One step: the custom toggle_led action you registered.

“are you ok?”

No actions needed. The planner returns text only; the reply lands on the cortex_output topic. (If you want it spoken, your prompt can nudge the planner to always end with a tts.say call.)

Or send a goal from another terminal directly to Cortex’s action server:

ros2 action send_goal /cortex_<process_id>/cortex_input_command \
    automatika_embodied_agents/action/VisionLanguageAction \
    "{task: 'describe what you see and track the person'}"

Watch the launcher’s main logging card to see the planning trace, the goals Cortex dispatches, and feedback streamed back from each component.


What just happened

When you sent the goal “describe what you see and then start tracking the person”, Cortex:

  1. Built a plan via the planning loop.
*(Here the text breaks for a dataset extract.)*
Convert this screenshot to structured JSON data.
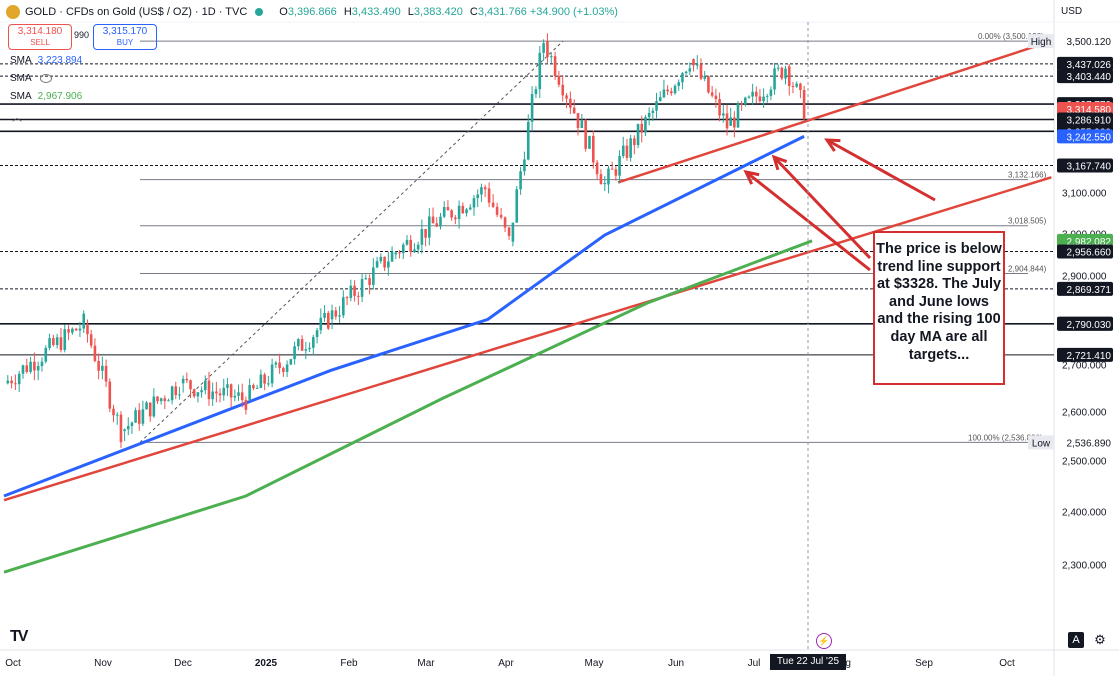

The first iteration optionally called inspect_component("vision") to confirm the tool surface, then committed three execution tool calls.

  2. Confirmed and called each step in turn. The first (vlm.describe) returned a text description; the second (tts.say) was called with that description bound as its text argument and the speaker spoke it; the third (vision.track) asked the Vision component to start continuous tracking on the named label and returned a confirmation string. Tracking results then streamed on the component’s trackings topic for any downstream consumer to use.

  3. With every step’s tool result folded back into the trace, the episode closed and the plan returned SUCCEEDED.

Compare that to the equivalent recipe written without Cortex: bespoke event wiring for the trigger, hand-tuned prompts on each component, manual sequencing of the speech and tracking calls. Cortex collapses all of that into the one component you just dropped in.

Tip

For the long-running case – where Cortex should dispatch a Kompass action server like the Controller’s track_vision_target (or the Planner’s navigate_to_goal) and watch its feedback stream until the goal completes – add the Controller (or Planner) component to the launcher. Cortex auto-registers each one’s main action server as send_goal_to_<server> and switches into asynchronous monitoring mode. See Cortex Driving the Full Stack.


Where next

  • Cortex Driving the Full Stack – the showcase tutorial. Cortex orchestrates a navigation stack, vision, memory, and speech to handle compound natural-language goals like “go to the kitchen and tell me what’s on the counter”.

  • Memory and Cortex – add a graph-backed spatio-temporal memory so Cortex can reason over past observations and the robot’s own internal state.

  • Cortex concept page – the full reference for the planning loop, the confirmation step, RAG, async goal monitoring, and the Cortex-as-Monitor architecture.


Tip

Promote this recipe to production. While you’re shaping it, the script runs straight with python recipe.py. Once it’s solid, drop it at ~/emos/recipes/<your_name>/recipe.py and run emos run <your_name> – you’ll get sensor pre-flight checks, persistent logs, and a card on the dashboard so an operator can launch it from a browser. See Running Recipes for the full development-vs-production comparison and install-mode pitfalls (especially in Container mode).